Чонгук и Шуга свернули в другую калитку, провожаемые старшим буддистом, а я, мимо закрытых сувенирных лавок, поглядывая на торчащие из-за монастырской стены макушки пагод, пошаркала за своим проводником.
Примечания:
* левополые – китайское понятие, синонимичное европейскому «варвары». В Европе слово пошло из Античности, от слова «барба», борода, т. е. все, кто не брились – были дикарями. В Китае же коренное население носило одежду (халаты, платья, рубашки), запахивая правую полу поверх левой, в то время как все окружающие народности (монголы, тибетцы, тунгусы, тюрки и пр.) верхней запахивали левую полу. По этому признаку китайцы определяли своих «варваров»
**Чжулун – мифический китайский дракон, держащий свечу, чтобы разгонять мрак. Считается, что от его дыхания зависит погода, а от того, закрыты или открыты его глаза – наступает день или ночь
*** Кашьяпа Матанга – настоящее имя. Шэ Мотен – китайское наименование
**** Дхармаратна – настоящее имя. Чжу Фалань – китайское наименование
***** имеется в виду самому учению, отказ от страстей и стремление к нирване
****** Дамо – основатель чань(дзен) – буддизма, основоположник учения шаолиньской школы, святой, медитировавший в этих местах
Перевод буддийских сутр с китайского А.В. Чебунина (в других переводах они могут звучать иначе и даже нести несколько другой смысл)
Уйдя из Шаолиня
Устроившись аскетически скромно, Шуга и Чонгук поужинали постной ячменной похлебкой с цампой и запили это всё чаем с женьшенем, после чего младший ушёл на тренировочный двор, размяться со старшими и лучшими учениками Шаолиня. Здесь они не говорили, что являются золотыми, представлялись просто представителями корейских школ боевых искусств, противопоставляя тхэквондо кунг-фу и, поскольку Чонгука здесь уже видели не первый раз, и знали, как очень талантливого молодого воина, никогда не отказывали ему в ночлеге и дружеском бое для проверки умений. Золотые не доверяли шаолиньской любви к деньгам. Если они раскрывали свои секреты и знания для всего мира, ведясь на прибыль, если они готовы были быть хоть артистами для развлечения, лишь бы жить припеваючи, кто может гарантировать, что их не купит Дзи-си или Дракон? Вместе с теми тридцатью тысячами студентов, что представляют собой настоящую армию. И тогда, какими бы не были золотые могучими и ловкими, их просто сотрут и уничтожат, задавив количеством.

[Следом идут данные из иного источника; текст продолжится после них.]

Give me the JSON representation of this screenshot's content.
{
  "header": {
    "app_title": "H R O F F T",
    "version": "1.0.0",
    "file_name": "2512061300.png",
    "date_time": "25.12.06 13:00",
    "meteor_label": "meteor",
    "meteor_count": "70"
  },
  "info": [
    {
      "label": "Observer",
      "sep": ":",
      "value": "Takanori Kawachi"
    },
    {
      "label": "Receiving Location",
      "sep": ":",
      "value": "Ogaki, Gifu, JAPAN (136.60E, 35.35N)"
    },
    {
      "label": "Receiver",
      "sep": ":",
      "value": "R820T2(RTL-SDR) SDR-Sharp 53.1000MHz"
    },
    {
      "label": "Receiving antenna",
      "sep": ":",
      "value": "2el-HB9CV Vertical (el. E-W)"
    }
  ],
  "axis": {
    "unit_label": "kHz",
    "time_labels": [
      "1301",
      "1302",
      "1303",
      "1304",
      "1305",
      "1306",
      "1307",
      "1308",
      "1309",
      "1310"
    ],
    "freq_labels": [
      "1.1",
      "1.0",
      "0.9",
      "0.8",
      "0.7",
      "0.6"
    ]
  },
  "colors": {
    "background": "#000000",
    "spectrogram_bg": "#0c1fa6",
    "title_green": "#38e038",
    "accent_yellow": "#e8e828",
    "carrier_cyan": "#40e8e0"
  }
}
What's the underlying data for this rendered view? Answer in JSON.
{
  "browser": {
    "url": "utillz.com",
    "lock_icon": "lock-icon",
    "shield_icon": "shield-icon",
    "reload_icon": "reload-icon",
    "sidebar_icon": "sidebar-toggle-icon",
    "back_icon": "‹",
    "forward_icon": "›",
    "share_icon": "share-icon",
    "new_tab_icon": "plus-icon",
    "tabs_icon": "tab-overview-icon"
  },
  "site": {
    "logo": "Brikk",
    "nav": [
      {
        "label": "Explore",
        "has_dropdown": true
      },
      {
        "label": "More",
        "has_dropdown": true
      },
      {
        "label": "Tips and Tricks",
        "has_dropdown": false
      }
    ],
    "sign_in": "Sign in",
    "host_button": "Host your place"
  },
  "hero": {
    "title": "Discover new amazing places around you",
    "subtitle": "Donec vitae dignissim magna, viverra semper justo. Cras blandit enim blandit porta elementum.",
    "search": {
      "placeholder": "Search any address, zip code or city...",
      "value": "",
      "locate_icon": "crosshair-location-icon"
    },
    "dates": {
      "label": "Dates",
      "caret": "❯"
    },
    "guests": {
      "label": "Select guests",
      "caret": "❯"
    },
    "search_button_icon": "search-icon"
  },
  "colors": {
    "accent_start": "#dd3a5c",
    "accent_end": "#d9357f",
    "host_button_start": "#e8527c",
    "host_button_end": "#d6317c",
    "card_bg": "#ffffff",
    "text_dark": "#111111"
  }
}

Чонгук вернулся спустя час, тряся мокрыми волосами. После разминки и несерьёзного сражения, он ополоснулся холодной водой и только тогда пришёл ложиться спать.
– Ну как, всех победил? – не спал ещё Шуга.
– Кроме одного, – он поймал удивленный взгляд друга. – Устал под конец и не стал напрягаться, поддался. Пусть уж не думают, что я совсем непобедимый, а то заподозрят что-то неладное.
– Ой-ой, непобедимый, – шутя, закатил глаза Сахарный. – Хосок тебя с легкостью в морской узел скручивает.
– То Хосок, – забрался в постель Чонгук, раздевшись. – И Чимин, и Сандо… но они же золотые, это ясно.
– Эх, может зря я не прикладывал усилий особых? Из наших вояк я теперь разве что не слабое звено.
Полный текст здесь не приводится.